Fifty-four patients were found, representing about 10% of our CLL cohort. The sex ratio was 1,8 (35M/19F). Median age at diagnosis was 66,2 years (range 44,7 to 87,3). According to the Binet classification, 41 (76 %) patients were in stage A, 7 in stage B, and 6 in stage C. Study of usual prognostic parameters evidenced that these patients represented a very high risk group: 82% of cases harbored unmutated IGHV, and CD38 was expressed in 60% cases. Cytogenetic alterations were studied by FISH analysis: 11q deletion, trisomy 12 and 17p deletion were found in 12,5%, 22,9% and 14,3% cases respectively.

In this cohort, with a median follow up of 85 months, 41 (76 %) patients required treatment. The first line of treatment was initiated for CLL progression in 33 cases, for symptomatic AIHA along with CLL progression in 5, and for symptomatic AIHA (without CLL progression) in 3. The median time to first treatment was very short (16 months), and the median overall survival of this cohort was 84 months. In 22 cases, the DAT was positive from the time of diagnosis, while in 34 patients it became positive later during the course of CLL. Only 19 patients (35%) developed symptomatic AIHA. DAT specificity was IgG, IgG+ C or C for respectively 36, 10 and 8 patients. Interestingly, there was no impact of the time of first positive DAT during the course of the disease (at diagnosis or later). Moreover, occurrence of a symptomatic AIHA had no impact on treatment free survival or overall survival when compared with cases with positive DAT only.

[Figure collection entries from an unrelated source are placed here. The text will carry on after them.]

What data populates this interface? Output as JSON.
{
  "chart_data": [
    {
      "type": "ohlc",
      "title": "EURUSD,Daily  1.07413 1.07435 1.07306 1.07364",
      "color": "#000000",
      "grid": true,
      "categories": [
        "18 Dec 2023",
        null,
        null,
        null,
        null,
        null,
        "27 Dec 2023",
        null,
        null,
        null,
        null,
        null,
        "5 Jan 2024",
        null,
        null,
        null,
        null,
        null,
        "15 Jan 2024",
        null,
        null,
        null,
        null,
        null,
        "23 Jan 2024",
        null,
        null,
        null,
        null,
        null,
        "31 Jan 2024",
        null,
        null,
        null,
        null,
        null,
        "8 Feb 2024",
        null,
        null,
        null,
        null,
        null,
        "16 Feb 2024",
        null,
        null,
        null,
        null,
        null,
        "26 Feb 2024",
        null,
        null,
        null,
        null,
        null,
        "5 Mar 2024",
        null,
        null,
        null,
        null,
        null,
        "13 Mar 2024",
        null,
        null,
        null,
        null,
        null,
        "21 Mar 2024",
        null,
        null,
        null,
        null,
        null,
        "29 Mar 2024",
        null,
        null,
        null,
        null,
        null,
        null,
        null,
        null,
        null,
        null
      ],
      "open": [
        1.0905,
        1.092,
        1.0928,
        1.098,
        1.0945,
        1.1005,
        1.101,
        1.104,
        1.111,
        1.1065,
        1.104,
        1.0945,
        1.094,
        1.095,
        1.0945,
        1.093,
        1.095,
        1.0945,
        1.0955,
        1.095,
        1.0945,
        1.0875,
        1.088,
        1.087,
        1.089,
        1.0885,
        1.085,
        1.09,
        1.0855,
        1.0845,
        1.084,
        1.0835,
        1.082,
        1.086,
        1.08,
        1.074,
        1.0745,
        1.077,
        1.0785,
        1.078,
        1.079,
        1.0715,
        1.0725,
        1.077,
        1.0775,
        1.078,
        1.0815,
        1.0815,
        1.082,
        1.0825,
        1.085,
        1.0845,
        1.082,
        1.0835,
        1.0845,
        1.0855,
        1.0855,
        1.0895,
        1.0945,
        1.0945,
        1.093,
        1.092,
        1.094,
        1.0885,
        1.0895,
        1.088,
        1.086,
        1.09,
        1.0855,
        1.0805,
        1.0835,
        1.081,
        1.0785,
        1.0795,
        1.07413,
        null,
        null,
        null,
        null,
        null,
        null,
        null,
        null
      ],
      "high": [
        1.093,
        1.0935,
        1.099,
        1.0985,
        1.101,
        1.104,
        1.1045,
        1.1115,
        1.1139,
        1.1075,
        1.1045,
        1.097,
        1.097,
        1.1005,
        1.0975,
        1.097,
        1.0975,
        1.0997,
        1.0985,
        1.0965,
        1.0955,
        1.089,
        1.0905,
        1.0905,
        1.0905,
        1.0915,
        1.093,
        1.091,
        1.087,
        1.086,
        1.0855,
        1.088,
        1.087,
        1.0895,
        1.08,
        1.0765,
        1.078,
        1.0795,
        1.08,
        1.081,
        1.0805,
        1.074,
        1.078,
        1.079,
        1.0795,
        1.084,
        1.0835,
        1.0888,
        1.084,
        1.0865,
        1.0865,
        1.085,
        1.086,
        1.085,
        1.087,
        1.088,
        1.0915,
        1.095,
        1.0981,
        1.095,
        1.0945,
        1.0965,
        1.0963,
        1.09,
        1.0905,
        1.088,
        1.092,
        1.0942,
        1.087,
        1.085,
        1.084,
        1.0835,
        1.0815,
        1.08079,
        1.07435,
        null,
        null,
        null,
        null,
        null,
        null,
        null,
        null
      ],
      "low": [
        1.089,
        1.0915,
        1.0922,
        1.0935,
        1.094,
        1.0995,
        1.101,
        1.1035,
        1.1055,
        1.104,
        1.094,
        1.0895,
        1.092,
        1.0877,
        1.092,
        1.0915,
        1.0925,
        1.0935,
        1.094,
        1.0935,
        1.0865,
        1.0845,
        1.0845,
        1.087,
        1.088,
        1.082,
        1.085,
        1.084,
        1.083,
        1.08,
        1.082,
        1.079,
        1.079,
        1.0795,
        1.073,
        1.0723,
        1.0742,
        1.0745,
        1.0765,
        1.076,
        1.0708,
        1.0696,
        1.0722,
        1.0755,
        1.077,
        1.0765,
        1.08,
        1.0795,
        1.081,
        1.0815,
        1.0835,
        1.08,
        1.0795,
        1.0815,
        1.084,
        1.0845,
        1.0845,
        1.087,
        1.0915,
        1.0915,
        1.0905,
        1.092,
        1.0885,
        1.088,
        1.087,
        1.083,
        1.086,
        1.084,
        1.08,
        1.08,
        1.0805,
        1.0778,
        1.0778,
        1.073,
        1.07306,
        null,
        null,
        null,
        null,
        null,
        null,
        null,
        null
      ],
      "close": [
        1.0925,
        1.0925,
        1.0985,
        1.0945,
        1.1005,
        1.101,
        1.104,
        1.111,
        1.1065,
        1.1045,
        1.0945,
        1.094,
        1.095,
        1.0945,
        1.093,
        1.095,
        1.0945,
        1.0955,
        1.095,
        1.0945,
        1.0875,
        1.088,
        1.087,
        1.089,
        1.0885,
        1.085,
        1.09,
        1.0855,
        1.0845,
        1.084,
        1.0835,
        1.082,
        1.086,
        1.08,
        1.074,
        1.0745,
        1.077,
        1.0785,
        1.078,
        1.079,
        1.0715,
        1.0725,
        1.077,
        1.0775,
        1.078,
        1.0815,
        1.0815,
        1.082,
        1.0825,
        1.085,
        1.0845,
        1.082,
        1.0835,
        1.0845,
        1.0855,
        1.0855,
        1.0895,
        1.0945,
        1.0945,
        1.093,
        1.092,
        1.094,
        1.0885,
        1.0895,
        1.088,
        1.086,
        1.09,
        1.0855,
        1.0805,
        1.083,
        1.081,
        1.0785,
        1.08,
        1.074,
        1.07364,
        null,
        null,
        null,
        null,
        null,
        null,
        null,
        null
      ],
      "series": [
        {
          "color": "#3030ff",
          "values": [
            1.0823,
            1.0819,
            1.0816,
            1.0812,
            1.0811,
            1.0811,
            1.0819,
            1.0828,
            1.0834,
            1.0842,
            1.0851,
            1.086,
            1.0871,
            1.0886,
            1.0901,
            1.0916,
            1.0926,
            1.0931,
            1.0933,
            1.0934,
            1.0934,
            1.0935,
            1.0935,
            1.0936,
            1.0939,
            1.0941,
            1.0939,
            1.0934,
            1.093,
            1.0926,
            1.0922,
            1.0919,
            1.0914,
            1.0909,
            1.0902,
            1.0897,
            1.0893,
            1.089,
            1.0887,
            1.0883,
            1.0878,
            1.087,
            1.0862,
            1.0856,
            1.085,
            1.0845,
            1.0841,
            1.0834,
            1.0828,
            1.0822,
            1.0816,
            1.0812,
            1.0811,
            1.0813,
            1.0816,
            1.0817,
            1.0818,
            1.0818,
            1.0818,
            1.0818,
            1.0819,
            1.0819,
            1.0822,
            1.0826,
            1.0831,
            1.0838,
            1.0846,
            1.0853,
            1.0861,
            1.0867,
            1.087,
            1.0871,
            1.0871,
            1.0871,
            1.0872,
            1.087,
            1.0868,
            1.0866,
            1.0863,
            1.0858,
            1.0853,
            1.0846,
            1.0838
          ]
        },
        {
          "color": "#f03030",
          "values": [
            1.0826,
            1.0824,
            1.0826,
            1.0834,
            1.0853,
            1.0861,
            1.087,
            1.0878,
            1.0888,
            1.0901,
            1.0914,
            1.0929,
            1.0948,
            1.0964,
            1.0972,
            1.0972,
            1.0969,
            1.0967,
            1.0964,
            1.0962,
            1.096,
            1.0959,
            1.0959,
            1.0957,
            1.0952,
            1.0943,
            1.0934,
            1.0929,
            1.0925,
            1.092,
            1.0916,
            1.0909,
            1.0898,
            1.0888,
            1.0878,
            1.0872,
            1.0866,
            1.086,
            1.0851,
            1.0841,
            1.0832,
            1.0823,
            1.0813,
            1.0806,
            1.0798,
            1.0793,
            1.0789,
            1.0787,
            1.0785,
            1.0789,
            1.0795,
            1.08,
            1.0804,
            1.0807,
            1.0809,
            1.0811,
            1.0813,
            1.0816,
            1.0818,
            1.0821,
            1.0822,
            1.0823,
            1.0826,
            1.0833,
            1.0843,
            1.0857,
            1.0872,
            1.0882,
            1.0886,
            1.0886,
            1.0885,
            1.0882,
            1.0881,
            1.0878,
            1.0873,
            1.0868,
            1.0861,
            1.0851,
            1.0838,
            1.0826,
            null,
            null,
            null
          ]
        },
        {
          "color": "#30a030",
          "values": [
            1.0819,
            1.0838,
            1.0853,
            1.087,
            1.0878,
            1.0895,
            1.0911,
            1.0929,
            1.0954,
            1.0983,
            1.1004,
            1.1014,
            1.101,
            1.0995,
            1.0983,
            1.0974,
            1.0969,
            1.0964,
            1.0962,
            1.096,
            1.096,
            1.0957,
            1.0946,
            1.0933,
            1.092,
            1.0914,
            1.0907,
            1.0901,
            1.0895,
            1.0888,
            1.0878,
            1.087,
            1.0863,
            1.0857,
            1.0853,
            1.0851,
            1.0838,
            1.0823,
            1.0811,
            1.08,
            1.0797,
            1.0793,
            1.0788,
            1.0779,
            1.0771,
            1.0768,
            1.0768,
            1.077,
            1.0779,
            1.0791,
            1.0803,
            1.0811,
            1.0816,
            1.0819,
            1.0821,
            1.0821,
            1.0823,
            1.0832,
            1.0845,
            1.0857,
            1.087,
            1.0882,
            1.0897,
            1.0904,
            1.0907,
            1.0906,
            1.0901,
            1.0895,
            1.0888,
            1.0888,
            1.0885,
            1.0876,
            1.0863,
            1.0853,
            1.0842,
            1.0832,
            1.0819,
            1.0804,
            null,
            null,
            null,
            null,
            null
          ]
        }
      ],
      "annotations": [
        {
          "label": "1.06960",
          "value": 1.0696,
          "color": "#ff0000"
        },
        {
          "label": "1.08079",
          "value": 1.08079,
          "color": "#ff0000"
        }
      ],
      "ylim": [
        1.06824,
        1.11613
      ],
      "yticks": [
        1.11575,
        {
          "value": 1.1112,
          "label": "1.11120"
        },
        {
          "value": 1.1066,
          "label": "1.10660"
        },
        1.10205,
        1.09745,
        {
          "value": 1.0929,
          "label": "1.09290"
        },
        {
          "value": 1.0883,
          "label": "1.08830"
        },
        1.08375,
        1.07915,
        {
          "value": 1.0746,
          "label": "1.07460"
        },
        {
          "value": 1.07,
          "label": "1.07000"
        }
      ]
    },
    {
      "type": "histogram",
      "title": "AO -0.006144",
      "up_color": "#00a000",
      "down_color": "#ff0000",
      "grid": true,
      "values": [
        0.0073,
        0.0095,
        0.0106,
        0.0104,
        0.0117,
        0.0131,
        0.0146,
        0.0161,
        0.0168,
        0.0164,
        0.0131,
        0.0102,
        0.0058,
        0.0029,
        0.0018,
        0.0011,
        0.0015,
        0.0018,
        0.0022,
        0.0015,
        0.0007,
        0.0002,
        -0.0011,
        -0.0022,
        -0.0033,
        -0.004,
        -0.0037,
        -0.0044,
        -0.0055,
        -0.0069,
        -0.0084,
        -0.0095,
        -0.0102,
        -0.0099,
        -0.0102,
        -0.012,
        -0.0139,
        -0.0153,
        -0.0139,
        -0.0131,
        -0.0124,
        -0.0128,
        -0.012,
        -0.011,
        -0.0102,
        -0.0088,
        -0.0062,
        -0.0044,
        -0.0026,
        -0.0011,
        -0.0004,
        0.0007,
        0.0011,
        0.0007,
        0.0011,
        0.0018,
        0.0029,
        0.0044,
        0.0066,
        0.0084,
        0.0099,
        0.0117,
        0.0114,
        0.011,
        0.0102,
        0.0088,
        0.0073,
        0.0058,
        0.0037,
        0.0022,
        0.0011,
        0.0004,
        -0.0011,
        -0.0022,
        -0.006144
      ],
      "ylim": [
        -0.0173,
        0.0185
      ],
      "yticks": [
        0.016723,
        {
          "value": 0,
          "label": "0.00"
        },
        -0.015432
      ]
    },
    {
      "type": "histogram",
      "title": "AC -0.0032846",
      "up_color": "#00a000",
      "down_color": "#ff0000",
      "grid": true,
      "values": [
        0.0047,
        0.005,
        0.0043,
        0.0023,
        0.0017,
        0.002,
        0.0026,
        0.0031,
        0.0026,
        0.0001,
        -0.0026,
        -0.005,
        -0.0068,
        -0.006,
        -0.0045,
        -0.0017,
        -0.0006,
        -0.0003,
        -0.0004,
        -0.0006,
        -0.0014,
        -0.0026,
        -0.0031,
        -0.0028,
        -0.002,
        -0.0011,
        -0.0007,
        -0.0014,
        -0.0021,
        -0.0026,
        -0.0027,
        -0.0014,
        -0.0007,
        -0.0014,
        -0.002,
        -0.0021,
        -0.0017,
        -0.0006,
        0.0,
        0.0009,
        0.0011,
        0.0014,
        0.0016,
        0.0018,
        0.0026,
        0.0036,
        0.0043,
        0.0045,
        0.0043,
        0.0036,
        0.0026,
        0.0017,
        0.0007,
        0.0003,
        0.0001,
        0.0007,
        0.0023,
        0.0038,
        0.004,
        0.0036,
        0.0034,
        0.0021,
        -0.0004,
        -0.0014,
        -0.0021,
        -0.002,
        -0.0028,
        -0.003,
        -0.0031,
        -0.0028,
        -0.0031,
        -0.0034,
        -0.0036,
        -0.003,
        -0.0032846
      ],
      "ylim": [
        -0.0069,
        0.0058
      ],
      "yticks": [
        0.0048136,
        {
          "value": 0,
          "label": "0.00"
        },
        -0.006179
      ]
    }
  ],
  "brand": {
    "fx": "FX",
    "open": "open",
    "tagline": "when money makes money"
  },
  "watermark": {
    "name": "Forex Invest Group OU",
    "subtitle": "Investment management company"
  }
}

Among these cases, 41 were in stage A at diagnosis and up to 78% harbored unmutated IGHV (as compared with 30 % in our institutional stage cohort). In order to evaluate the impact of a positive DAT on a homogenous population, we focused on the 31 IGHV unmutated stage A cases and compared them with our cohort of IGHV unmutated stage A with consistently negative DAT. We found a significant prevalence of VH1-69 and VH 3-21 use (43 %) and a high percentage belonging to a stereotyped subset (34%). The majority of the cases (19/28 tested) were responders to in vitro B-cell receptor stimulation by anti IgM. In this population, time to first treatment (26 months) was slightly shorter but median overall survival (55 months) was significantly reduced highlighting the poor response to treatment.

In conclusion, occurrence of a positive DAT at any time of the course of CLL is associated with poor outcome and has the same adverse prognostic impact as the onset of a symptomatic AIHA. Moreover, study of B-Cell receptor (BCR stimulation by anti-IgM, CDR3 stereotypy) show that these patients may represent a pathophysiological distinct subgroup in which antigen stimulation is likely to play a major role.